Ich plädiere grundsätzlich für ein diplomatisches Vorgehen gegenüber den USA. Die Beleidigungen und Verunglimpfungen aus dem linken Lager an die Adresse der Amerikaner bringen rein gar nichts und schaden nur noch mehr. Die nächsten US-Kongresswahlen sind schon am 3. November 2026, und auch Trump kann sich keinen lang anhaltenden Handelskrieg leisten – denn er würde sofort die Mehrheit im Repräsentantenhaus verlieren. Aber all dies liegt sowieso nicht in unserer Einflusssphäre. 

Konzentrieren wir uns deshalb auf das, was wir selbst in der Hand haben: die Stärkung unseres Landes. Nur aus einer Position der Stärke heraus werden wir uns in der neuen weltpolitischen Konstellation behaupten können. Zuerst müssen wir die Wirtschaft entlasten, also beispielsweise die Mindestbesteuerung der Unternehmen sistieren, und die Bürokratie eindämmen. Zudem müssen wir den Abschluss  weiterer Freihandelsabkommen beschleunigen.
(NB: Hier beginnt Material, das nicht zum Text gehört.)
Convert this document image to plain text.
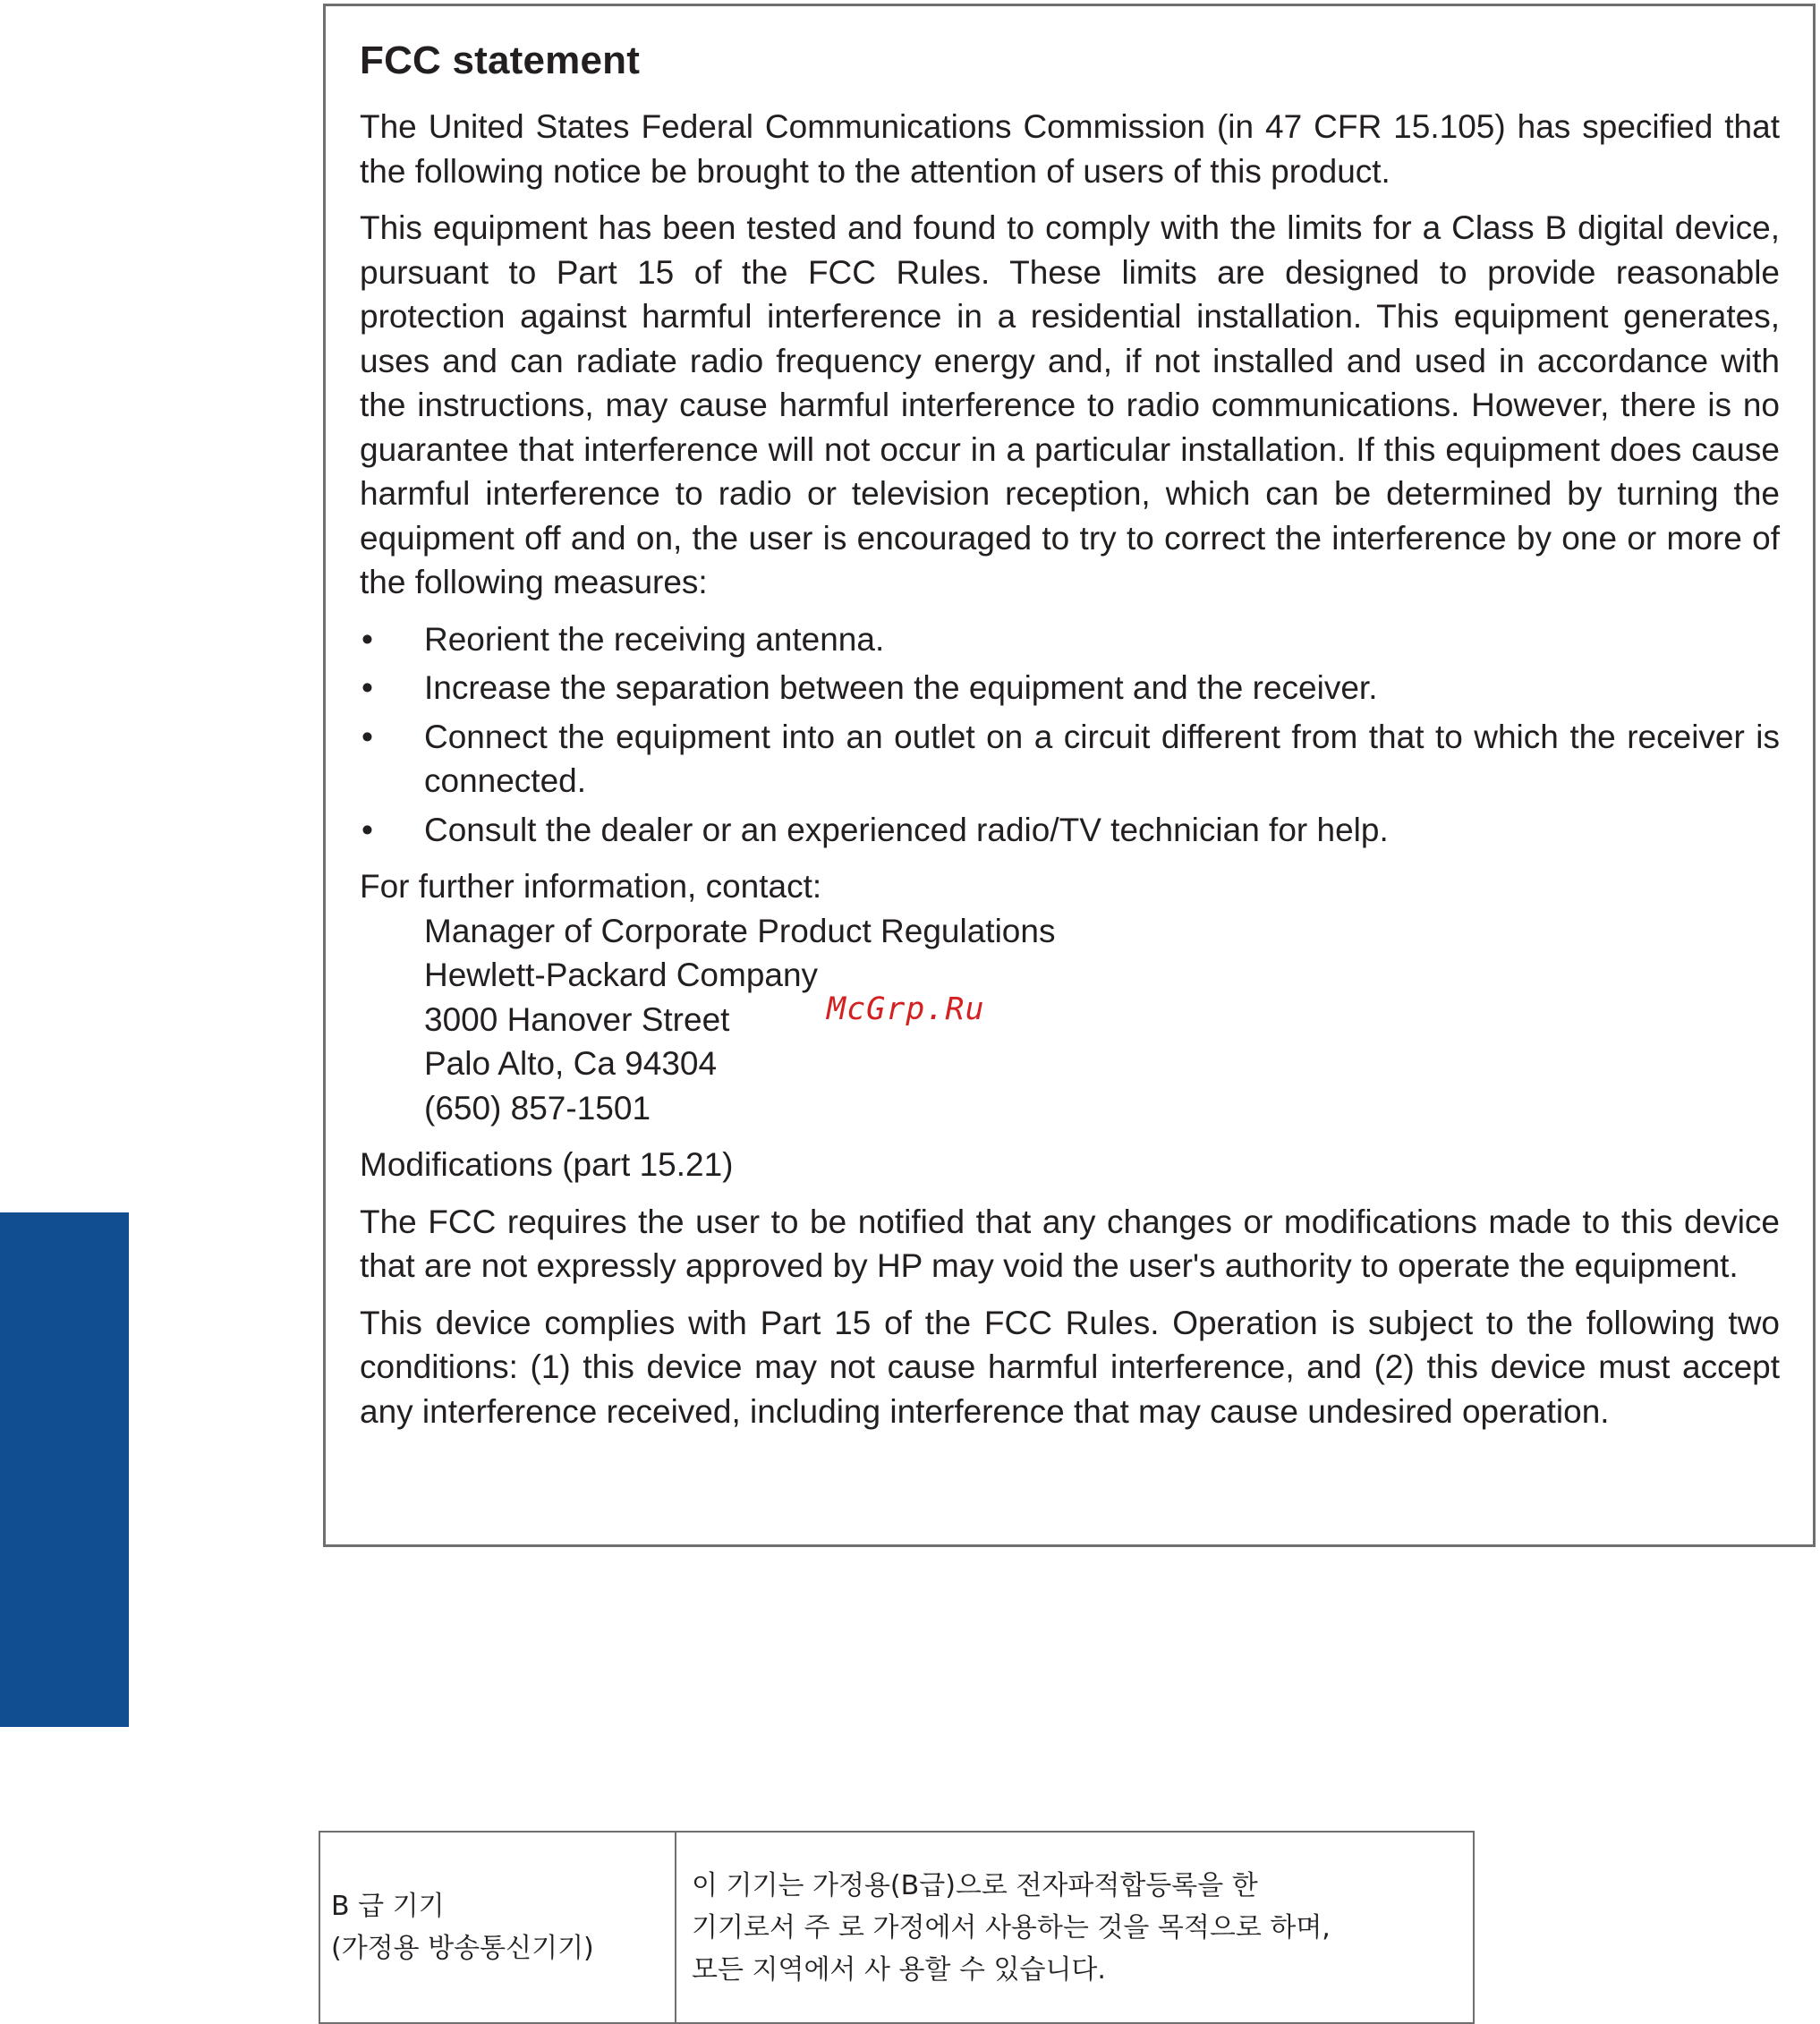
FCC statement

The United States Federal Communications Commission (in 47 CFR 15.105) has specified that the following notice be brought to the attention of users of this product.

This equipment has been tested and found to comply with the limits for a Class B digital device, pursuant to Part 15 of the FCC Rules. These limits are designed to provide reasonable protection against harmful interference in a residential installation. This equipment generates, uses and can radiate radio frequency energy and, if not installed and used in accordance with the instructions, may cause harmful interference to radio communications. However, there is no guarantee that interference will not occur in a particular installation. If this equipment does cause harmful interference to radio or television reception, which can be determined by turning the equipment off and on, the user is encouraged to try to correct the interference by one or more of the following measures:

•	Reorient the receiving antenna.
•	Increase the separation between the equipment and the receiver.
•	Connect the equipment into an outlet on a circuit different from that to which the receiver is connected.
•	Consult the dealer or an experienced radio/TV technician for help.
For further information, contact:
Manager of Corporate Product Regulations
Hewlett-Packard Company
3000 Hanover Street
Palo Alto, Ca 94304
(650) 857-1501

Modifications (part 15.21)

The FCC requires the user to be notified that any changes or modifications made to this device that are not expressly approved by HP may void the user's authority to operate the equipment.

This device complies with Part 15 of the FCC Rules. Operation is subject to the following two conditions: (1) this device may not cause harmful interference, and (2) this device must accept any interference received, including interference that may cause undesired operation.

McGrp.Ru
B 급 기기
(가정용 방송통신기기)

이 기기는 가정용(B급)으로 전자파적합등록을 한
기기로서 주 로 가정에서 사용하는 것을 목적으로 하며,
모든 지역에서 사 용할 수 있습니다.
Und natürlich brauchen wir geregelte und gute Beziehungen zu unseren Nachbarn und den bestmöglichen wirtschaftlichen Zugang für unsere Exportindustrie auch in Europa. Was mit den neu ausgehandelten Rahmenverträgen auf uns zukommt und potenziell 2029 eingeführt wird, wissen wir immer noch nicht genau. Genauso wenig wie den Preis, den wir dafür bezahlen müssen. Und bis dahin ist Trump sowieso wieder weg – wenn es allerdings wirklich schlecht kommt, ist Alice Weidel dann Kanzlerin in Deutschland und Marine Le Pen oder Jordan Bardella Präsident in Frankreich. Und dann?
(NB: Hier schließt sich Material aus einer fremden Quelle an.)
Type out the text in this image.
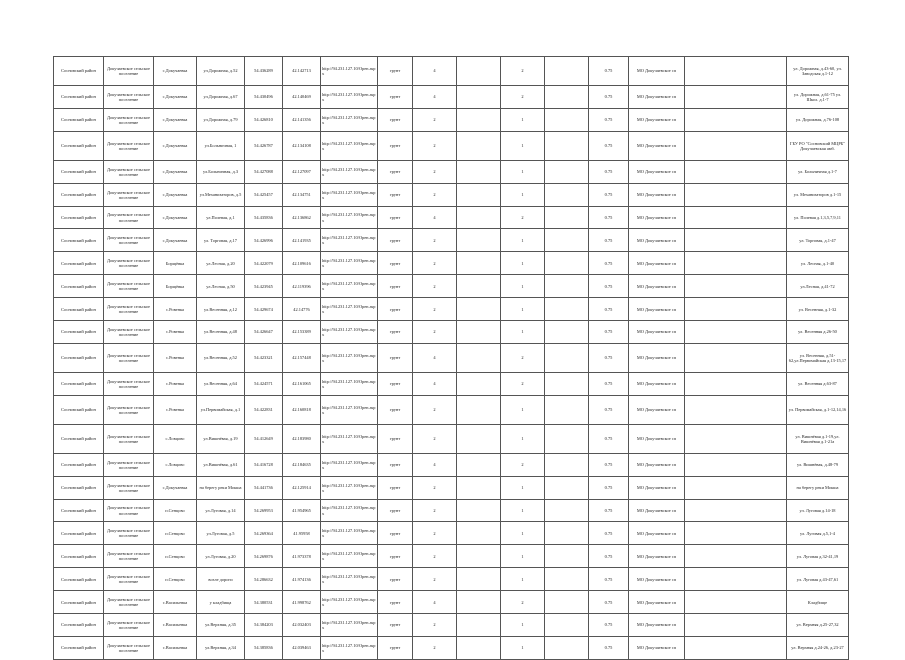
Сосновский район	Докучаевское сельское поселение	с.Докучаевка	ул.Дорожная, д.52	54.436289	42.142713	http://94.231.127.10/Open.aspx	грунт	4		2		0.75	МО Докучаевское сп		ул. Дорожная, д.43-60, ул. Заводская д.1-12
Сосновский район	Докучаевское сельское поселение	с.Докучаевка	ул.Дорожная, д.67	54.430496	42.140469	http://94.231.127.10/Open.aspx	грунт	4		2		0.75	МО Докучаевское сп		ул. Дорожная, д.61-75 ул. Школ. д.1-7
Сосновский район	Докучаевское сельское поселение	с.Докучаевка	ул.Дорожная, д.79	54.426810	42.141356	http://94.231.127.10/Open.aspx	грунт	2		1		0.75	МО Докучаевское сп		ул. Дорожная, д.76-108
Сосновский район	Докучаевское сельское поселение	с.Докучаевка	ул.Больничная, 1	54.426787	42.134108	http://94.231.127.10/Open.aspx	грунт	2		1		0.75	МО Докучаевское сп		ГБУ РО "Сосновский МЦРБ" Докучаевская амб.
Сосновский район	Докучаевское сельское поселение	с.Докучаевка	ул.Больничная, д.3	54.427088	42.127097	http://94.231.127.10/Open.aspx	грунт	2		1		0.75	МО Докучаевское сп		ул. Больничная д.1-7
Сосновский район	Докучаевское сельское поселение	с.Докучаевка	ул.Механизаторов, д.5	54.425457	42.134751	http://94.231.127.10/Open.aspx	грунт	2		1		0.75	МО Докучаевское сп		ул. Механизаторов д.1-15
Сосновский район	Докучаевское сельское поселение	с.Докучаевка	ул.Полевая, д.1	54.435836	42.136862	http://94.231.127.10/Open.aspx	грунт	4		2		0.75	МО Докучаевское сп		ул. Полевая д.1,3,5,7,9,11
Сосновский район	Докучаевское сельское поселение	с.Докучаевка	ул. Торговая, д.17	54.426996	42.141935	http://94.231.127.10/Open.aspx	грунт	2		1		0.75	МО Докучаевское сп		ул. Торговая, д.1-47
Сосновский район	Докучаевское сельское поселение	Борщёвка	ул.Лесная, д.20	54.422079	42.109616	http://94.231.127.10/Open.aspx	грунт	2		1		0.75	МО Докучаевское сп		ул. Лесная, д.1-40
Сосновский район	Докучаевское сельское поселение	Борщёвка	ул.Лесная, д.50	54.423945	42.119396	http://94.231.127.10/Open.aspx	грунт	2		1		0.75	МО Докучаевское сп		ул.Лесная, д.41-72
Сосновский район	Докучаевское сельское поселение	с.Ровенка	ул.Весенняя, д.12	54.429674	42.14776	http://94.231.127.10/Open.aspx	грунт	2		1		0.75	МО Докучаевское сп		ул. Весенняя, д.1-32
Сосновский район	Докучаевское сельское поселение	с.Ровенка	ул.Весенняя, д.48	54.426647	42.153389	http://94.231.127.10/Open.aspx	грунт	2		1		0.75	МО Докучаевское сп		ул. Весенняя д.26-50
Сосновский район	Докучаевское сельское поселение	с.Ровенка	ул.Весенняя, д.52	54.423321	42.157448	http://94.231.127.10/Open.aspx	грунт	4		2		0.75	МО Докучаевское сп		ул. Весенняя, д.51-62,ул.Первомайская д.13-15,17
Сосновский район	Докучаевское сельское поселение	с.Ровенка	ул.Весенняя, д.64	54.424571	42.161065	http://94.231.127.10/Open.aspx	грунт	4		2		0.75	МО Докучаевское сп		ул. Весенняя д.63-87
Сосновский район	Докучаевское сельское поселение	с.Ровенка	ул.Первомайская, д.1	54.422831	42.160818	http://94.231.127.10/Open.aspx	грунт	2		1		0.75	МО Докучаевское сп		ул. Первомайская, д.1-12,14,16
Сосновский район	Докучаевское сельское поселение	с.Ловцово	ул.Вишнёвая, д.19	54.412649	42.183980	http://94.231.127.10/Open.aspx	грунт	2		1		0.75	МО Докучаевское сп		ул. Вишнёвая д.1-19,ул. Вишнёвая д.1-21а
Сосновский район	Докучаевское сельское поселение	с.Ловцово	ул.Вишнёвая, д.61	54.416728	42.184635	http://94.231.127.10/Open.aspx	грунт	4		2		0.75	МО Докучаевское сп		ул. Вишнёвая, д.48-79
Сосновский район	Докучаевское сельское поселение	с.Докучаевка	на берегу реки Мокша	54.441736	42.125914	http://94.231.127.10/Open.aspx	грунт	2		1		0.75	МО Докучаевское сп		на берегу реки Мокша
Сосновский район	Докучаевское сельское поселение	п.Сенцово	ул.Луговая, д.14	54.269953	41.954965	http://94.231.127.10/Open.aspx	грунт	2		1		0.75	МО Докучаевское сп		ул. Луговая д.14-18
Сосновский район	Докучаевское сельское поселение	п.Сенцово	ул.Луговая, д.5	54.269364	41.95958	http://94.231.127.10/Open.aspx	грунт	2		1		0.75	МО Докучаевское сп		ул. Луговая д.5,1-4
Сосновский район	Докучаевское сельское поселение	п.Сенцово	ул.Луговая, д.20	54.269876	41.973378	http://94.231.127.10/Open.aspx	грунт	2		1		0.75	МО Докучаевское сп		ул. Луговая д.32-41,19
Сосновский район	Докучаевское сельское поселение	п.Сенцово	возле дороги	54.286632	41.974136	http://94.231.127.10/Open.aspx	грунт	2		1		0.75	МО Докучаевское сп		ул. Луговая д.43-47,61
Сосновский район	Докучаевское сельское поселение	с.Васильевка	у кладбища	54.380531	41.998762	http://94.231.127.10/Open.aspx	грунт	4		2		0.75	МО Докучаевское сп		Кладбище
Сосновский район	Докучаевское сельское поселение	с.Васильевка	ул.Верхняя, д.35	54.384203	42.032403	http://94.231.127.10/Open.aspx	грунт	2		1		0.75	МО Докучаевское сп		ул. Верхняя д.25-27,32
Сосновский район	Докучаевское сельское поселение	с.Васильевка	ул.Верхняя, д.34	54.385836	42.039463	http://94.231.127.10/Open.aspx	грунт	2		1		0.75	МО Докучаевское сп		ул. Верхняя д.24-26, д.23-27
Ein Staatsfonds wäre zu prüfen

Die – oder zumindest eine gewisse – Neutralität und Unabhängigkeit wird für die Schweiz mittel- und auch langfristig weiterhin ihre Vorteile haben. Also streben doch auch wir einen Deal mit Trump an. Ich finde die Idee von Simon Michel, FDP-Nationalrat und CEO von Ypsomed, sehr gut, den USA, ähnlich wie Indien, ein Direktinvestitionsprogramm von 100 Milliarden Franken über mehrere Jahre anzubieten. Dies könnten wir auch über einen Staatsfonds angehen, basierend auf dem Muster von Norwegen oder von Singapur.

Der einzige Rohstoff, den wir in der Schweiz haben, ist der starke Franken. Dieser wird weiterhin stark bleiben, und die Nationalbank wird auch künftig Devisen kaufen müssen, um unsere Währung nicht weiter ansteigen zu lassen. Dies nämlich würde die Exporte verteuern und die Wirtschaft schwächen und unseren Wohlstand mindern.
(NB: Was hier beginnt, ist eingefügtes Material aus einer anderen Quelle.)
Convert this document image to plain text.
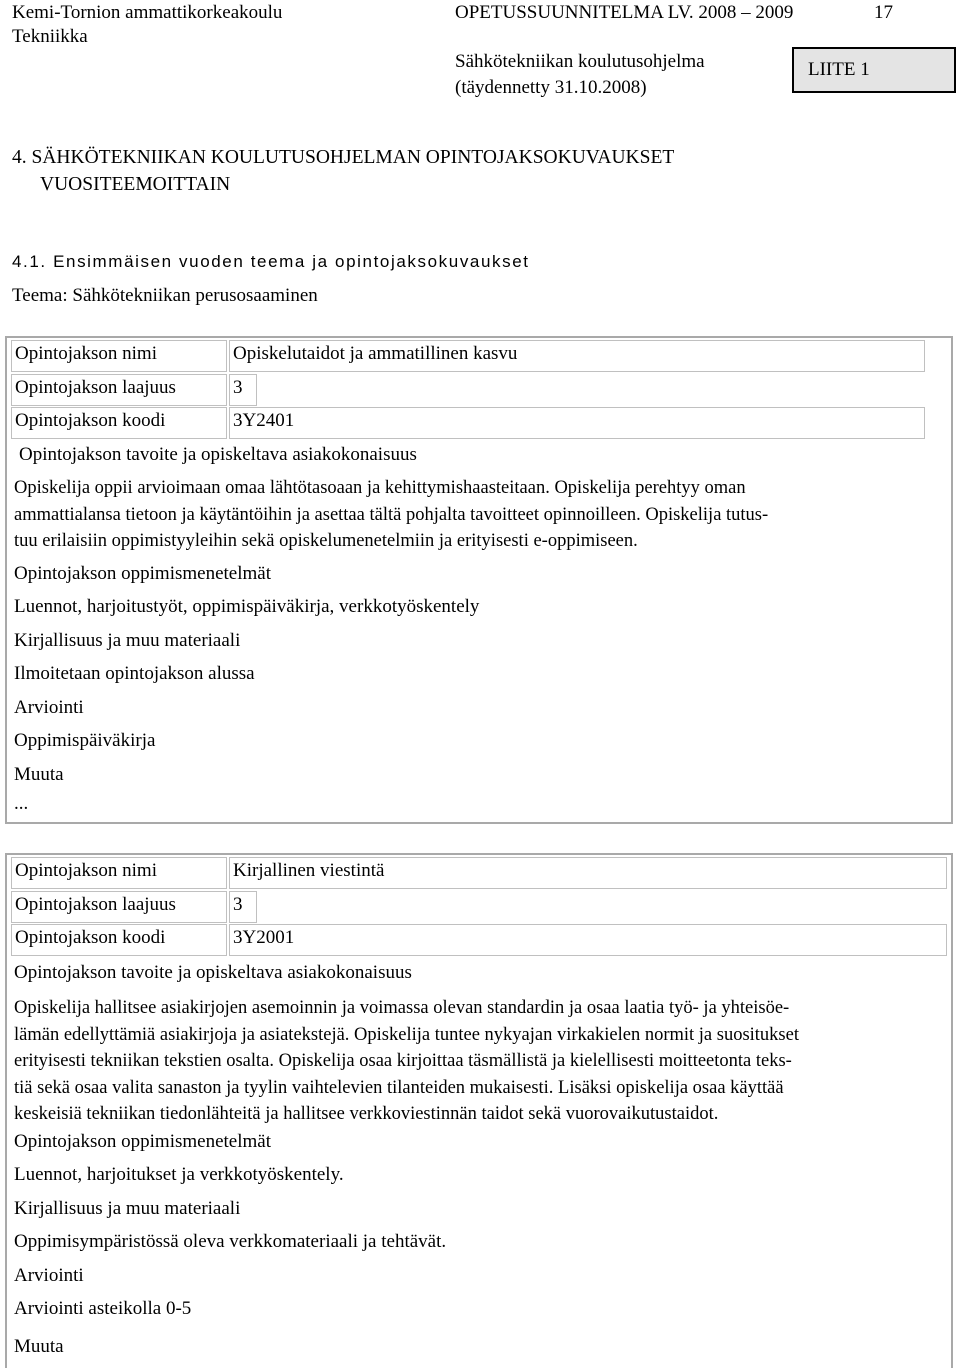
Kemi-Tornion ammattikorkeakoulu
Tekniikka
OPETUSSUUNNITELMA LV. 2008 – 2009	17
Sähkötekniikan koulutusohjelma
(täydennetty 31.10.2008)
LIITE 1
4. SÄHKÖTEKNIIKAN KOULUTUSOHJELMAN OPINTOJAKSOKUVAUKSET
VUOSITEEMOITTAIN
4.1. Ensimmäisen vuoden teema ja opintojaksokuvaukset
Teema: Sähkötekniikan perusosaaminen
Opintojakson nimi	Opiskelutaidot ja ammatillinen kasvu
Opintojakson laajuus	3
Opintojakson koodi	3Y2401
Opintojakson tavoite ja opiskeltava asiakokonaisuus
Opiskelija oppii arvioimaan omaa lähtötasoaan ja kehittymishaasteitaan. Opiskelija perehtyy oman
ammattialansa tietoon ja käytäntöihin ja asettaa tältä pohjalta tavoitteet opinnoilleen. Opiskelija tutus-
tuu erilaisiin oppimistyyleihin sekä opiskelumenetelmiin ja erityisesti e-oppimiseen.
Opintojakson oppimismenetelmät
Luennot, harjoitustyöt, oppimispäiväkirja, verkkotyöskentely
Kirjallisuus ja muu materiaali
Ilmoitetaan opintojakson alussa
Arviointi
Oppimispäiväkirja
Muuta
...
Opintojakson nimi	Kirjallinen viestintä
Opintojakson laajuus	3
Opintojakson koodi	3Y2001
Opintojakson tavoite ja opiskeltava asiakokonaisuus
Opiskelija hallitsee asiakirjojen asemoinnin ja voimassa olevan standardin ja osaa laatia työ- ja yhteisöe-
lämän edellyttämiä asiakirjoja ja asiatekstejä. Opiskelija tuntee nykyajan virkakielen normit ja suositukset
erityisesti tekniikan tekstien osalta. Opiskelija osaa kirjoittaa täsmällistä ja kielellisesti moitteetonta teks-
tiä sekä osaa valita sanaston ja tyylin vaihtelevien tilanteiden mukaisesti. Lisäksi opiskelija osaa käyttää
keskeisiä tekniikan tiedonlähteitä ja hallitsee verkkoviestinnän taidot sekä vuorovaikutustaidot.
Opintojakson oppimismenetelmät
Luennot, harjoitukset ja verkkotyöskentely.
Kirjallisuus ja muu materiaali
Oppimisympäristössä oleva verkkomateriaali ja tehtävät.
Arviointi
Arviointi asteikolla 0-5
Muuta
Im Jahr 2024 belief sich die Bilanzsumme der Nationalbank auf 854 Milliarden Franken, rund 40 Prozent davon hielt sie in US-Dollar, die man über einen Staatsfonds und mit einer vernünftigen Governance besser nutzen könnte. Ein solcher Fonds würde auch zusätzliche Einkünfte zum Beispiel auch für Verteidigung, Forschung, Gesundheit oder Pflege generieren, ohne – je nachdem für welches Konstrukt man sich entscheidet – den Steuerzahler zu belasten.

Auf jeden Fall gibt es genügend Möglichkeiten, unser Land weiter zu stärken und besser aufzustellen. Aber dafür sollten wir moderner, kreativer, flexibler und weniger dogmatisch vorgehen. Dies wird in unsicheren Zeiten immer unabdingbarer.

Ein wenig Zynismus zum Schluss: Vielleicht kommt alles ganz anders, und auch wir in der Schweiz werden bald mit der Null-Zölle-Idee von Elon Musk konfrontiert sein. Warten wir diese Nacht doch ab, was in Washington alles passieren mag.

Georges Kern ist seit 2017 CEO der Uhrenmanufaktur Breitling mit Sitz in Grenchen SO. Bis 2024 war er Mitglied der Grünliberalen.